VIRGINIA DIVORCE COLLABORATIVE MEDIATION LAWYER
COLLABORATIVE DIVORCE AND MEDIATION
If you have filed for divorce in Virginia, and it is now becoming financially or mentally overwhelming, it is not too late. There are ways to change what is not working for you.
Once a divorce case is filed in Virginia, the typical divorce attorney comes out of the gate running. Pleadings are prepared and filed in court, issues are set on the court’s docket for hearings, summons and subpoenas are issued, and discovery is propounded. While you may have thought that this aggressive posture would get you what you want, you are now discovering that the tactics used to “win” are extremely expensive, the case has taken on a life of its own, and you have little to no control over what is happening.
One way to bring your divorce back into your control both financially and emotionally is to leave traditional litigation behind and pursue a collaborative divorce. You and your spouse have the option to re-route and go the collaborative way. The courts in Virginia will accommodate parties who no longer want to litigate but want to divorce collaboratively. If your current attorneys are trained in the collaborative method, you may keep the same attorneys, if not, it is simple to find collaborative attorneys in your area.

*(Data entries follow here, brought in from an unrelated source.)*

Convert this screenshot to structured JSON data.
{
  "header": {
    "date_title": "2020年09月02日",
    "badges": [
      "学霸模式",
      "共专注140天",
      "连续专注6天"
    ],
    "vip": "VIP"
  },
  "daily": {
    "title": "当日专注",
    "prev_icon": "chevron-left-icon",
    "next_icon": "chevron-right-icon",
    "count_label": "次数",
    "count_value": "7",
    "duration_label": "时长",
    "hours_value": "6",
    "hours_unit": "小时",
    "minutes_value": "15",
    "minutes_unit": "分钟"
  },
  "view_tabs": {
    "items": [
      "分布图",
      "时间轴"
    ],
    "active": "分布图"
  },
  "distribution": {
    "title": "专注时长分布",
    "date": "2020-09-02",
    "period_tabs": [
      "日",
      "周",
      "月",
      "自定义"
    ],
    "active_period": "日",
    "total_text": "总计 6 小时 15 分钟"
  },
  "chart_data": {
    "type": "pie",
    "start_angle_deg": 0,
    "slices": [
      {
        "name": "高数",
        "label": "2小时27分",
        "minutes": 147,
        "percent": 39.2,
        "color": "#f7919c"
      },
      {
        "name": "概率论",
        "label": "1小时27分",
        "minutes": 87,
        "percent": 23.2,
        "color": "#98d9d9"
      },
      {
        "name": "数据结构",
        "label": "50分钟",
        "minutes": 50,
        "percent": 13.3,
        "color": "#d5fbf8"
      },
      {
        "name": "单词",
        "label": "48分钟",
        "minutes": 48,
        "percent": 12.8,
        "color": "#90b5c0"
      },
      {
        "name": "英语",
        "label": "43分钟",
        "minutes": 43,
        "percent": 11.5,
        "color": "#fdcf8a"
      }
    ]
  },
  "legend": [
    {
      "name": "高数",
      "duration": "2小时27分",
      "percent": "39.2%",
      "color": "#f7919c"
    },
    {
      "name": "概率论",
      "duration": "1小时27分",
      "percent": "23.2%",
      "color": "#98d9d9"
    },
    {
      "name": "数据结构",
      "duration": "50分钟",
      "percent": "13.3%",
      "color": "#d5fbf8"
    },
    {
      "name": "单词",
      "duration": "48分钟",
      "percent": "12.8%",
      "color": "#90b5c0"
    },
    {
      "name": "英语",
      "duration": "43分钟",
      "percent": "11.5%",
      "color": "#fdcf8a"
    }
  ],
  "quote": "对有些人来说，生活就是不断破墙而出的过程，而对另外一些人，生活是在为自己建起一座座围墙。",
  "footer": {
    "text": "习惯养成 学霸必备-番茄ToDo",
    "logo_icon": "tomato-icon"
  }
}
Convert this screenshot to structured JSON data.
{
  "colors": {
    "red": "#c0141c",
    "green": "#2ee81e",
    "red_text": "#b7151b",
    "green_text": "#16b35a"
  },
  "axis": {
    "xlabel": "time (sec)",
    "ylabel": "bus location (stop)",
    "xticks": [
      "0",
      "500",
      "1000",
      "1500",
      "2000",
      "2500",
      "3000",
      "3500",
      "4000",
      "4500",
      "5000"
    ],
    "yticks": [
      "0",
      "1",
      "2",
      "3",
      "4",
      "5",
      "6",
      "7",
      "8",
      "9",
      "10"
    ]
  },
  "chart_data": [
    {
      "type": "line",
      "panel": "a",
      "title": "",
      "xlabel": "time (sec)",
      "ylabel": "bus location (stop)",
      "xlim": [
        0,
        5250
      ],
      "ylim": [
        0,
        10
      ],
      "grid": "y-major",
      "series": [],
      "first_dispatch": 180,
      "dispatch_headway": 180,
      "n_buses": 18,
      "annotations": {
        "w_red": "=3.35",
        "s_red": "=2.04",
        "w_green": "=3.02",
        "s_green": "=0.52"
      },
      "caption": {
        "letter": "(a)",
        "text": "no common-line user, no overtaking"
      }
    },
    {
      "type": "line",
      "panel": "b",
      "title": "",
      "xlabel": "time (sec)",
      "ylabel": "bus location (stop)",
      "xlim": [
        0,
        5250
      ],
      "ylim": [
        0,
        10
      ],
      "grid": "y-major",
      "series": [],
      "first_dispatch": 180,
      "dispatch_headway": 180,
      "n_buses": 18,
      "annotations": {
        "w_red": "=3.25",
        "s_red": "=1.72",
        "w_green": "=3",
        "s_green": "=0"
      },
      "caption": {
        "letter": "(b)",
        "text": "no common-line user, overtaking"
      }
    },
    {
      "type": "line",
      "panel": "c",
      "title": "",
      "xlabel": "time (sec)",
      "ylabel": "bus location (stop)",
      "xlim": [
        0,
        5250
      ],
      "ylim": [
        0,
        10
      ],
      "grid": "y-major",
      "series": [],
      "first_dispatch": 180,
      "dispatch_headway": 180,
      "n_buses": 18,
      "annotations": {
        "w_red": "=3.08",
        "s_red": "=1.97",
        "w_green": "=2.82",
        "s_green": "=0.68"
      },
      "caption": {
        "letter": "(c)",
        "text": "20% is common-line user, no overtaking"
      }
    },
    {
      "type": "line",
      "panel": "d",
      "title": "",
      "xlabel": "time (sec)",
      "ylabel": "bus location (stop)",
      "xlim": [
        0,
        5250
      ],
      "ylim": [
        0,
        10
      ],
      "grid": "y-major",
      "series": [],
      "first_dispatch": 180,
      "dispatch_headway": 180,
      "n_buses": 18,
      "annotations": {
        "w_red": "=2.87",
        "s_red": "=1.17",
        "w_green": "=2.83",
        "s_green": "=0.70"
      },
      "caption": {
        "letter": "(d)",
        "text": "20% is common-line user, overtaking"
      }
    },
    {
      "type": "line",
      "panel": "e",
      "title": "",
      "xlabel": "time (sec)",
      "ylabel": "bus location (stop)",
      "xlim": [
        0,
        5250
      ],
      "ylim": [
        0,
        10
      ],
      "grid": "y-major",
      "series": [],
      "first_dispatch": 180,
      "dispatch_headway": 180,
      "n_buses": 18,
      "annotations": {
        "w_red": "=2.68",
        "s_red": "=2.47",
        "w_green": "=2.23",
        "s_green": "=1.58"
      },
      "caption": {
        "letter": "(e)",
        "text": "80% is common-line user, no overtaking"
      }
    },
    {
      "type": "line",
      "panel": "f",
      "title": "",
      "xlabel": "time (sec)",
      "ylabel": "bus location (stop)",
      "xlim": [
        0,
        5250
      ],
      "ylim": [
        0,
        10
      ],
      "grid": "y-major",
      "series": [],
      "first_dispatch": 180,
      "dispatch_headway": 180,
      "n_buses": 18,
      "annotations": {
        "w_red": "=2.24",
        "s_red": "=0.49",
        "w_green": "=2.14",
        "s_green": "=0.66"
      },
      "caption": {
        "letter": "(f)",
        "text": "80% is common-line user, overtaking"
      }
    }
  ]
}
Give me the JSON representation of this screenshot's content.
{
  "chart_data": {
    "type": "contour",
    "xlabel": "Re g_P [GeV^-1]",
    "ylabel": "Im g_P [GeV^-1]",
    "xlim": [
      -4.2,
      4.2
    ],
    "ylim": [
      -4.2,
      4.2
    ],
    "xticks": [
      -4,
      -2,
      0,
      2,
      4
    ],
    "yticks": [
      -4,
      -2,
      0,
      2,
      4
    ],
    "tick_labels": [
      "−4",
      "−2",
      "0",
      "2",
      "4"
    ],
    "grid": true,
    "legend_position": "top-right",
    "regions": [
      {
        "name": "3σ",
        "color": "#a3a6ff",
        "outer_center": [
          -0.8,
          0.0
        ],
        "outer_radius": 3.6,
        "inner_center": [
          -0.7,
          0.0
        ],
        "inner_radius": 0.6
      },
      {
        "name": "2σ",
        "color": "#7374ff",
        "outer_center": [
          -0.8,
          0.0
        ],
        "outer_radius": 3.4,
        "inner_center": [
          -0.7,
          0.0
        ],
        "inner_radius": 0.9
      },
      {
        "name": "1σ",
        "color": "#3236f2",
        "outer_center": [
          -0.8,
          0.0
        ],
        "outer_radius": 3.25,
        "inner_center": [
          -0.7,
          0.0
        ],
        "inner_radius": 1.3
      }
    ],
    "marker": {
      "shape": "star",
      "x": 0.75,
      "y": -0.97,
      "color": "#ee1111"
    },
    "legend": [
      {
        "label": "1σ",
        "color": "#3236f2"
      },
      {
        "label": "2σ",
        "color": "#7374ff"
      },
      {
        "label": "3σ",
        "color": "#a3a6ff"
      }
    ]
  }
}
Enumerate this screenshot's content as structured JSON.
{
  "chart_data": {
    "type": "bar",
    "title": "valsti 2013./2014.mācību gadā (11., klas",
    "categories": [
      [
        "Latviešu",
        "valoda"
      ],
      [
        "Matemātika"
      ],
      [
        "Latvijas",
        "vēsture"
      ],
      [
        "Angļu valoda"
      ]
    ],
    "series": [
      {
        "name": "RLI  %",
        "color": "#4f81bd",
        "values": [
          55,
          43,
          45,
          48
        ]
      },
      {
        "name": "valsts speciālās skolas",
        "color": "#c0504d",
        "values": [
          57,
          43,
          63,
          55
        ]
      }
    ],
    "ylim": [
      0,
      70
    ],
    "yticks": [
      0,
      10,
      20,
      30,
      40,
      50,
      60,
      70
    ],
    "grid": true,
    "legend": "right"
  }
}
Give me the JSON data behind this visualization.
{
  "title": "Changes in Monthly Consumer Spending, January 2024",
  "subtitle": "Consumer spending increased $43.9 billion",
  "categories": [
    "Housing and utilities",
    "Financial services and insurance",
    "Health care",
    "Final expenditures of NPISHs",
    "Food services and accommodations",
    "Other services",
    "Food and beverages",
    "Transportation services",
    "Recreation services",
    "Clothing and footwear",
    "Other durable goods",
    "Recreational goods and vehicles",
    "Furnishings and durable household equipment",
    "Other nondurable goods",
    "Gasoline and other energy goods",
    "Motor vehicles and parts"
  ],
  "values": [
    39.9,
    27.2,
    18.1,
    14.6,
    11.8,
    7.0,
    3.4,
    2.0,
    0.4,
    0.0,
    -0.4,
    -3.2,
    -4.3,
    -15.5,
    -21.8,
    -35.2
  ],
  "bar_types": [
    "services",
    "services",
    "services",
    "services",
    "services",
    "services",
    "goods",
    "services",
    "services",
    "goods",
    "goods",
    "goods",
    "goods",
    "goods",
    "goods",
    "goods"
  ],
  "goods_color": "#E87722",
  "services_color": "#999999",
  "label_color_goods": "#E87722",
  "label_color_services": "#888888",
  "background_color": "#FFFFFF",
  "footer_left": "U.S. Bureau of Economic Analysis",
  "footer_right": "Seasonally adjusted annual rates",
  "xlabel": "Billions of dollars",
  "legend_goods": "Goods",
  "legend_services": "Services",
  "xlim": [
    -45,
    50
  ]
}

In the collaborative method, you, your spouse and both of your attorneys agree to work toward a settlement; not a forced settlement on the eve of trial after having spent thousands for trial preparation, but a carefully thought out settlement, one that works to put you on the right track for the future. No longer are threatening tactics used, no longer are you at the mercy of the court’s timeline, and no longer are you paying for your attorney’s time in court or time in preparing for trial. Much of the work in a collaborative divorce is done in four-way meetings with the parties and their attorneys. Other collaborative professionals are brought in as needed to assist the parties in crafting parenting plans and financial plans, and when needed, to help improve communications between the parties. The goal of a collaborative divorce is to avoid the financial and emotional destruction involved in litigation and to prepare the parties and their families for a successful future. In a collaborative divorce, the parties retain the power and control over their lives, their children, and their money and resources, not the attorneys and not the Judges.
Another way to preserve your funds and regain control over your divorce is to engage in mediation. Parties often think that once they are involved in divorce litigation, mediation is not an option. In fact, at any time, the parties can choose to take an individual issue or the whole case to mediation. In some jurisdictions in Virginia, the courts actually require the parties in a divorce action to engage in a mediation orientation. Mediation is substantially less costly than litigation. Rather than paying two different attorneys to argue in court or to negotiate your case, why not spend a lot less with a mediator who will facilitate the discussion and resolution between you and your spouse directly. Your combined resources pay one source; both parties work together with the mediator, involved in every step; and your self-determination remains intact.
This is your life, your divorce, and your choice.